HAMMOND — Former Portage Mayor James Snyder may learn before next Valentine’s Day if he faces a second jury trial on a bribery charge.
Federal court records indicate federal prosecutors told a judge they must weigh their options before deciding whether to proceed further with allegations Snyder corruptly solicited a $13,000 bribe in 2014 from a Portage truck dealership.
If they decide to drop that charge, it would be vindication for Snyder who has maintained since his indictment three years ago he didn’t sell out his office.
Snyder still would have to appeal a second guilty verdict of tax evasion stemming allegations he cheated the Internal Revenue Service by hiding income from his private mortgage business.
He could face a prison sentence of more than two years in prison on that count.
However, Snyder was able to celebrate Thanksgiving with a win against federal prosecutors.
U.S. District Court Judge Joseph S. Van Bokkelen granted Snyder a new trial Nov. 27, overturned a conviction based on allegations Snyder corruptly steered a garbage truck contract to the former owners of Great Lakes Peterbilt of Portage.
A federal jury reached that verdict Valentine’s Day this year.
Had the judge upheld the bribery verdict, Snyder would be preparing for a longer sentence.
Instead, federal prosecutors now must weigh their chances of winning a new conviction before a new jury trial in the light of evidentiary problems exposed by Snyder’s vigorous defense.
Court records indicate Assistant U.S. Attorneys Philip Benson and Jill Koster conferred by telephone Friday with Snyder’s legal team and the judge.
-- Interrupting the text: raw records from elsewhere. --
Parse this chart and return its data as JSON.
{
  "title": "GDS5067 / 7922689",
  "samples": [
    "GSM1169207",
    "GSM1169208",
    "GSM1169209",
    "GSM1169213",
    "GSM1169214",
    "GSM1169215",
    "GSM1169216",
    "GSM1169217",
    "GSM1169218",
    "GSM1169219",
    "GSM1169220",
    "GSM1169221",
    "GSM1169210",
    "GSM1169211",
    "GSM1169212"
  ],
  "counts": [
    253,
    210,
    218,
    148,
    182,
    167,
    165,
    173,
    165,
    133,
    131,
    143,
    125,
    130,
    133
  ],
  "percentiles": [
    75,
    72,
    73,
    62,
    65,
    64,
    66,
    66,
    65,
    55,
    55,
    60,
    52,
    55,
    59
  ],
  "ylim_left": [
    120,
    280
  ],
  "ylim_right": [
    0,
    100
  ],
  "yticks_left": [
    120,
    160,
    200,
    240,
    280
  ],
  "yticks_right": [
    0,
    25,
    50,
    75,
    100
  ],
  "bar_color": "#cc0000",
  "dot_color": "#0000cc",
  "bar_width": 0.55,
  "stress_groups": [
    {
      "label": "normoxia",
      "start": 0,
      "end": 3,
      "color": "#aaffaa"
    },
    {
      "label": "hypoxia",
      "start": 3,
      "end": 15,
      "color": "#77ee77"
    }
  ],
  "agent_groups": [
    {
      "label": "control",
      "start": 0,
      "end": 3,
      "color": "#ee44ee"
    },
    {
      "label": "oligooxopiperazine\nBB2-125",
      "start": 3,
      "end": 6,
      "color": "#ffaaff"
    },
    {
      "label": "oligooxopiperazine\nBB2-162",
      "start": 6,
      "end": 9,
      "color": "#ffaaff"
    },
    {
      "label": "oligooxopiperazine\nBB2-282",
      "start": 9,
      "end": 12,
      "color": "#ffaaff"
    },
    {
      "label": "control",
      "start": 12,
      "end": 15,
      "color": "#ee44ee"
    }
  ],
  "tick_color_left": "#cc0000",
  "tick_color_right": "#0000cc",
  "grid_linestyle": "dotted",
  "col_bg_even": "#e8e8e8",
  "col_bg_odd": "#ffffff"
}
The prosecutors asked the court to give them 45 days to review the transcripts of Snyder’s 19-day before deciding on how to proceed with the case.
Snyder’s legal team agreed to the continuance and won’t push for a speedy trial, which is Snyder’s right.
Approximately six years ago, federal investigators began looking into public contracts awarded under the administration of Snyder, a Republican businessman, served as mayor of Portage, the third largest city in Northwest Indiana from 2011 until his conviction removed him from office.
Federal prosecutors allege solicited a $13,000 bribe from Steve and Bob Buha, the former owners of Great Lakes Peterbilt of Portage in return for giving his approval to a $1.125 million contract to the Buhas to provide the city with garbage trucks.
The judge stated in his 17-page ruling there were several irregularities practiced by federal prosecutors.
He said the government tried to prove bribery against Snyder without the testimony from the Buhas, the central players in the alleged bribery scheme.
Federal prosecutors refused to call the brothers to the witness stand at trial. Assistant U.S. Attorney Koster told the judge she believed the brothers might give the jury false or conflicting testimony about their motive in giving Snyder $13,000.
The brothers then refused to testify as defense witnesses, on Snyder’s behalf either.
Snyder’s legal team said they were unable to call the Buhas as defense witnesses because federal prosecutors refused to grant the brother immunity from future prosecution if they took the witness stand.
The government had given the brother immunity earlier to testify before a grand jury investigating the bribery allegations three years ago.
Faced with the threat of future prosecution, the brothers exercised their Fifth Amendment right to remain silent.
Snyder didn’t take the witness stand either.
Judge Van Bokkelen, who served many years as a former U.S. Attorney and worked in private practice as a defense attorney, said in his ruling he couldn’t recall a case that was tried without the testimony of the giver or the receiver of the bribe or the testimony of some other direct witness of the bribery.
The judge said federal prosecutors presented too much of the government’s case against Snyder through testimony by an FBI agent who investigated the case, rather than witnesses with first-hand knowledge of the disputed acts by Snyder and others.
This tactic denied Snyder’s defense attorneys a meaningful chance to question the validity of government allegations since the agent was only reciting the comments of others who weren’t testifying under oath.